ミッションをビジネスモデルの観点から定義する
前振りが長くなりましたが、今回のテーマであるミッションの定義をしていきましょう(図6)。もう少し具体的にいえば、ミッションとは「我々は何者で、何をし、誰のためにそれをしているのか?」を説明するものです。日本語では使命や存在意義と呼ばれることもあります。ミッションは、ラテン語の動詞mittere(送る)に由来しているそうです。それは、「我々がこの社会に送り込まれた理由は何か?」という存在理由(レゾンデートル)を意味するものです。>
ミッション・ステートメントとビジネスモデル
ミッションは、ミッション・ステートメントという簡潔かつ明瞭な文章で表現されることが多いかと思います。

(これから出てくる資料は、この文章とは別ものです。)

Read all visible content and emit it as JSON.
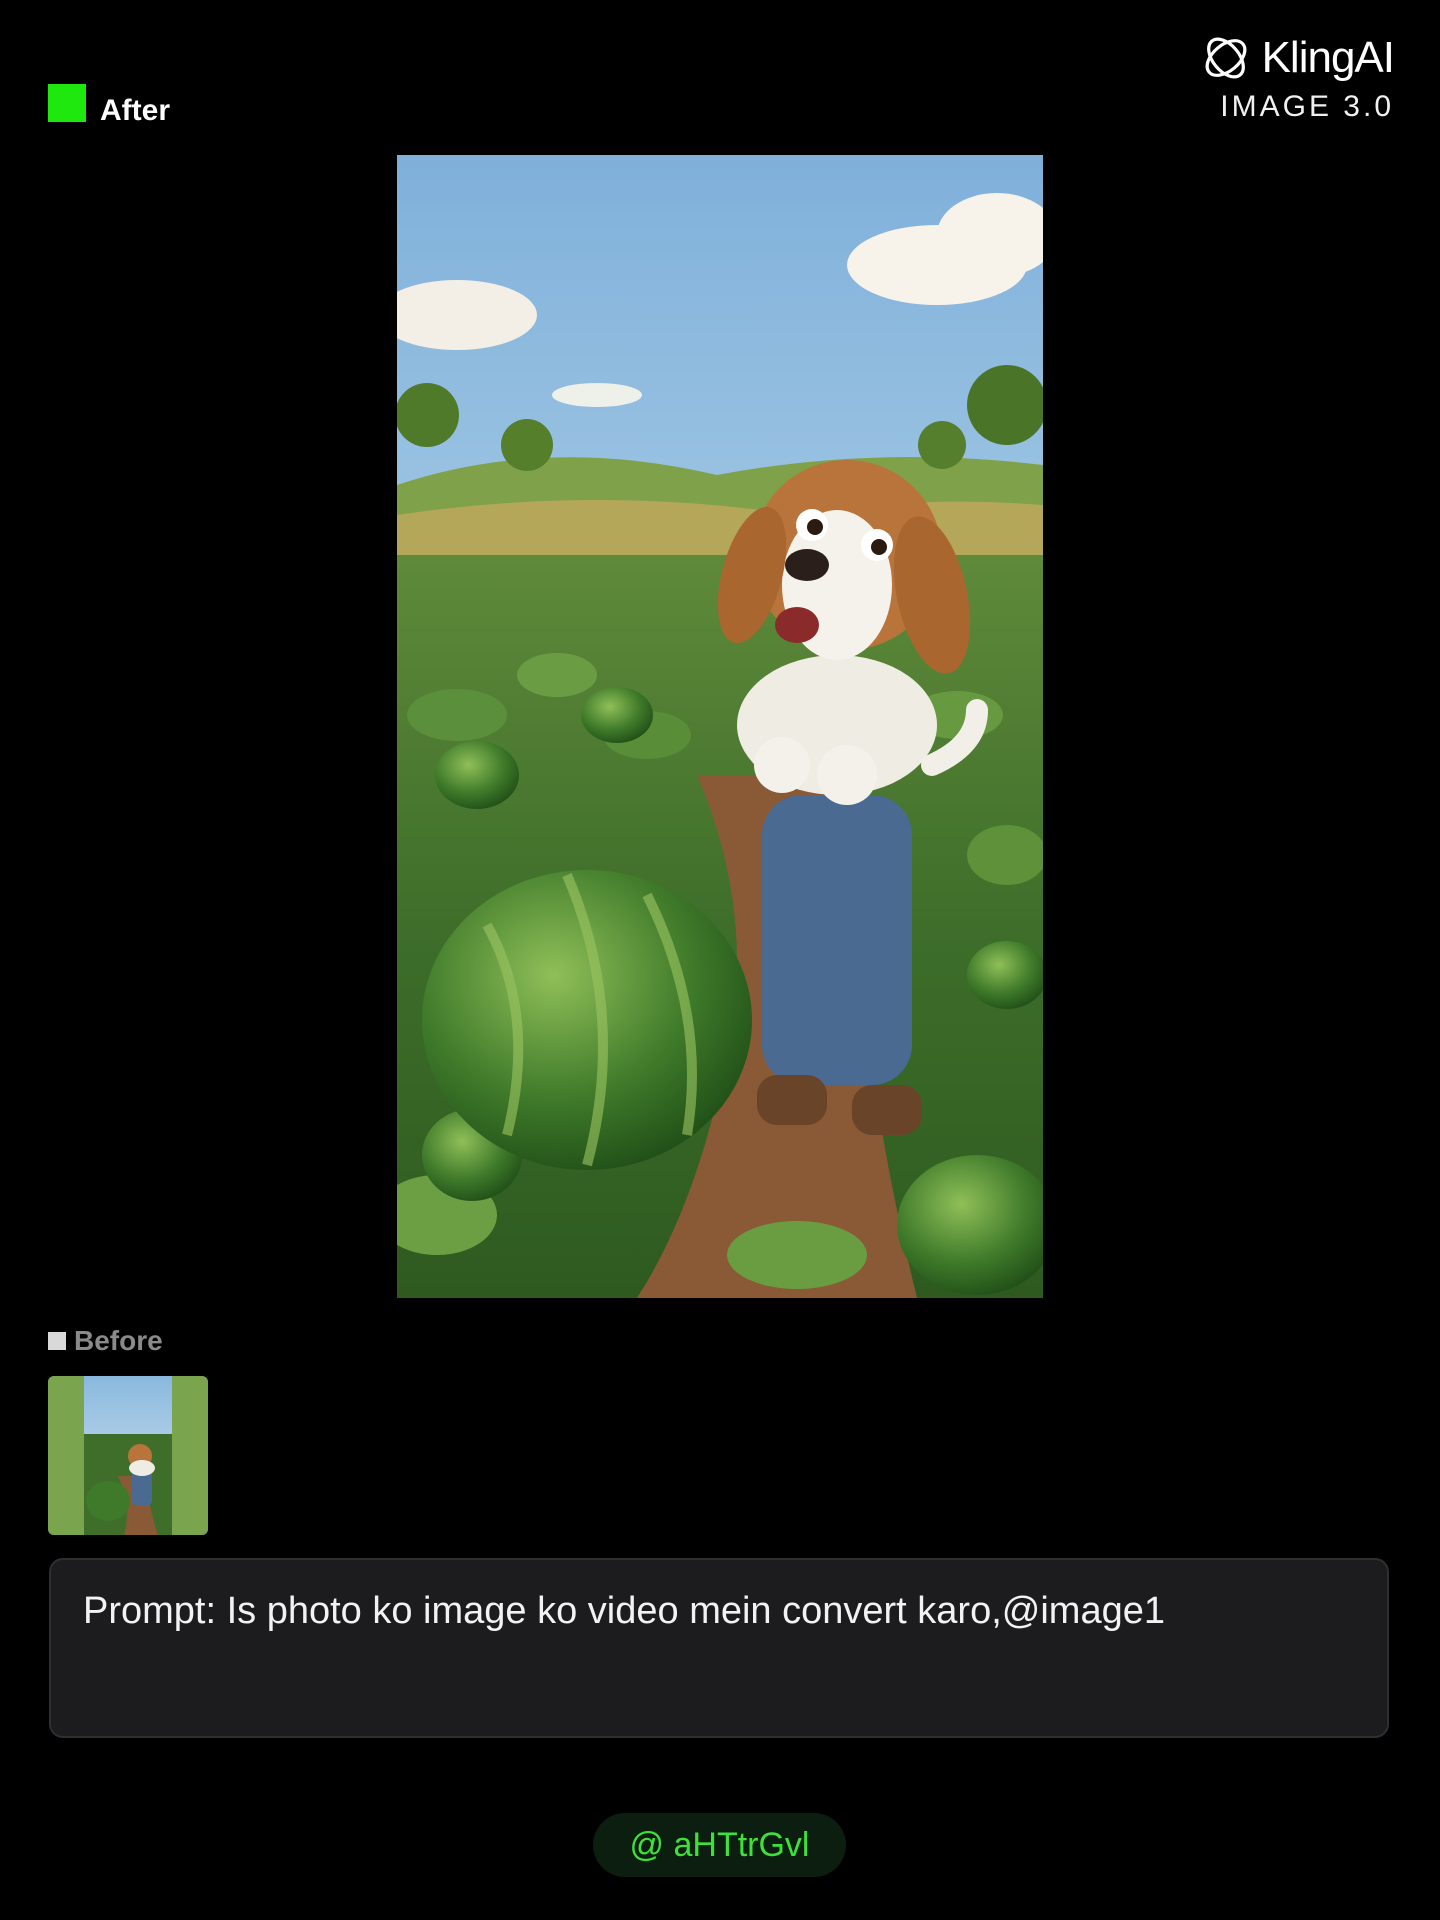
{
  "labels": {
    "after": "After",
    "before": "Before"
  },
  "logo": {
    "name": "KlingAI",
    "subtitle": "IMAGE 3.0"
  },
  "prompt": {
    "text": "Prompt: Is photo ko image ko video mein convert karo,@image1"
  },
  "handle": {
    "text": "@ aHTtrGvl"
  },
  "colors": {
    "background": "#000000",
    "after_marker": "#1ee80e",
    "handle_text": "#3ee03a",
    "prompt_box": "#1c1c1e"
  },
  "icons": {
    "logo": "klingai-logo-icon",
    "after_marker": "green-square-icon",
    "before_marker": "gray-square-icon"
  }
}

ミッション・ステートメントの書き方を説明するウェブサイトや書籍は数多くありますが、もし皆さんがビジネスモデルを作成しているのであれば、それから抽出していくことをお奨めします。
つまり、①誰に(ターゲット顧客)、②何の価値を(価値提案)、③何の根拠(コンピタンス)をもって提供しているかを簡潔に要約することです(図7)。企業のアニュアルレポートなどを読むと、「私たちは、長年培ってきたXX(コンピタンス)をベースに、XX(ターゲット顧客)の市場にXX(価値提案)を提供すべく活動しております」などと書いてありますよね。
もっとも、企業や団体によっては価値提案を中心とした短い文章でミッションを表現することが多いようです(図8)。これらの事業体に共通する点は、プロダクトやサービスではなく、顧客に提供する価値をベースにミッションを表明している点です。アマゾンは、「インターネットで本や雑貨を販売する」とは言及していません。ミッションとは、ある意味で事業領域を特定することですので、狭すぎず広すぎず、自社の得意とする領域を活かした成長の機会をも示すことが良いのかもしれませんね。
適切なミッションとは、将来を含めた事業定義に大きく関係してきます。つまり、どこまでが自分たちのビジネスであり、そうでないかを明確に示すことができます。プロダクトやサービスが変化しても、顧客が求める価値の本質は相対的に大きく変わることはありませんよね。顧客価値をベースとしたミッションを適切に定義することによって、意味のない多角化や企業買収をせずに済むとともに、ビジネスの成長とさらなる顧客価値の改善に対して何ができるのかを考えさせてくれます(図9)。